Photo c/o Bonjour Girl.
Alright, we’re going to get first-personal here. I just got off the phone with Elias Bender Rønnenfelt, one of the four dudes in a Danish punk band called Iceage. They rip. There’s no question about it. Their debut in 2011, New Brigade, was a slap in the face. No one had heard of them in the States (they’d been gestating in Denmark since at least ‘09), and everyone went nuts. It made its way to a bunch of Best Of The Year lists, and our friend Brian McManus wrote this great story about them after a Barbary set way back when. It was in anticipation of an impending Kung Fu Necktie date, and today, our conversation was in anticipation of their April 19th gig at the Church. I definitely was curious about how challenging an ‘interview’ with a 21/22-year-old punk whose first language isn’t English would be, but as it turns out, the problem wasn’t a language barrier or a punk mindset. It was that I didn’t ask “interesting enough” questions. He hung up on me after five minutes.
I did, indeed, anticipate this intellectual challenge. As a writer, we like to be prepared for an interview. Some writers might have over a dozen perfectly typed-out questions, maybe they’re even strategically ordered. I don’t like to do that. I think it takes away from the naturalness of a conversation if you’re just running through prepared questions and spending a lot of mental energy figuring out what questions were already answered in the previous questions, or which ones you should jump to next or scratch all together. That being said, I put together about 10 bulleted topics/ideas that I thought appropriate to ask about. Mostly because of this publicist’s threat:
“Also, we really appreciate when people do a bit of research before interviews. Iceage isn’t so into answering the same questions they’ve been asked over & over again (as with any artist) — i.e. how did you start the band? what are your inspirations? how do you like touring the states? We realize some of those are more ice breaking questions, but they’ll definitely give a better interview for those who delve a bit deeper.”

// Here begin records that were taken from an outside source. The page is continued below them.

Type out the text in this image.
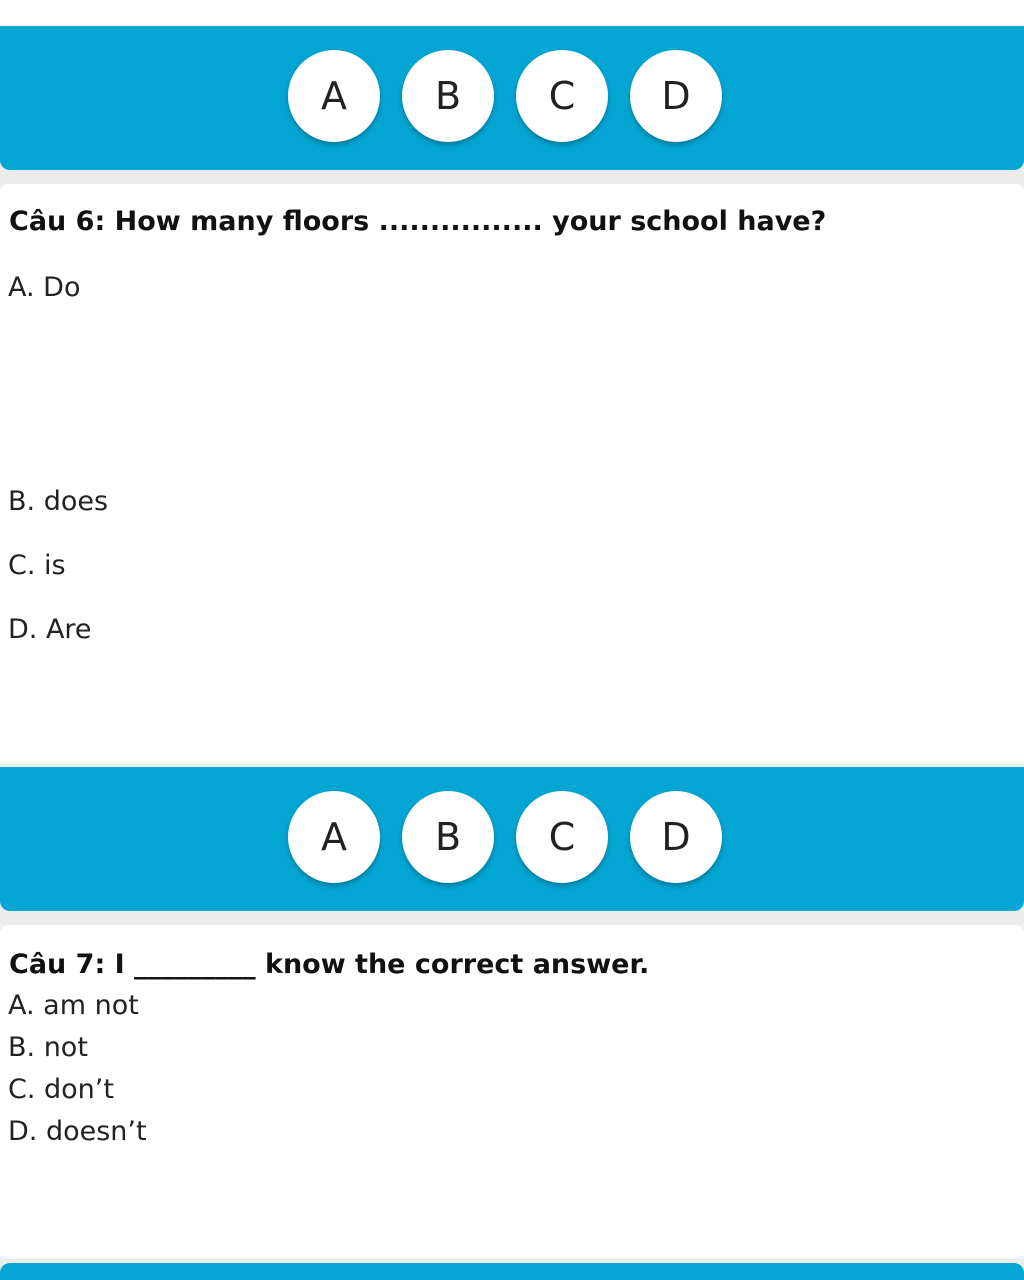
A	B	C	D
Câu 6: How many floors ................ your school have?
A. Do
B. does
C. is
D. Are
A	B	C	D
Câu 7: I _________ know the correct answer.
A. am not
B. not
C. don’t
D. doesn’t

Then I was given these six links: a Pitchfork feature, a New York Times review, a Rolling Stone feature, a Fader feature, a SPIN review and an MTV piece. Read em’ all. Read the full Pitchfork reviews of New Brigade and You’re Nothing. As I did this I listened to their, on average, 20+-minute albums on repeat. I watched their videos. I thought I was ready. I was supposed to talk to another member, Johan Surrballe Wieth, but he was asleep. Elias got on the phone from New Mexico and gave me five minutes of his time before I failed to pass the “interesting” test.
Most of the features linked above talk about their press prickliness. I tried to prepare myself. And after I got hung up on, I had to push the negativity out of my heart and refute the inclination to say to myself, Am I not capable of conducting a compelling interview with a buzzed-about band of young Danes who thrash like Wire, Iggy Pop and The Stooges, Nirvana and Metallica combined? Nah, fuck that. Looks like this youngblood Copenhagen intellect thinks he’s above fielding writers’ questions that aren’t challenging or entertaining.
Real quick, let’s run through the questions I did get to ask and the nearly unintelligible answers he gave.
Me: So everyone tends talks about these records with certain terms – the first record we all talked about how young you are, with the second it’s about how mature the sound’s become in two years. So what’ll we be talking about with the third record?
Elias: We’ve already started recording new material and it’s more of a departure than the change you saw between New Brigade and You’re Nothing. It’s definitely violent.
Punk music and your records aren’t typically the kind of music one wants to listen to all day. You definitely have to be in a mood, be it angry or frustrated, to connect with the sound. Do you guys have to get yourself in a mood to perform or write or record?
You definitely have to get yourself in a mindset. [hard-to-understand mumblings]
As a listener, it’s hard to pull out specific lyrics if it’s not a chant, a refrain or a chorus and you just tend to hone in on the drum part or the guitars. Is that bothersome to you?
If you don’t pay attention to the lyrics, I don’t care. You can read it if you like.
You’ve said your lyrics on the newer one have been informed by certain books (from the Pitchfork review: “Rønnenfelt has said You’re Nothing was inspired in part by his readings of Bataille, Genet, and the like.”). Does Denmark have more readers than in the U.S. and do you think the references are lost on Americans?
Maybe not your friends.
Much has been said about your shows being bloody and violent. What can we expect at your show at the Church? Lots of moshing and fist-pumping?
If you’re not going to ask interesting questions I’m going to hang up.
Alright, can you tell me about your new project Vår? The video for “In Your Arms” is awesome.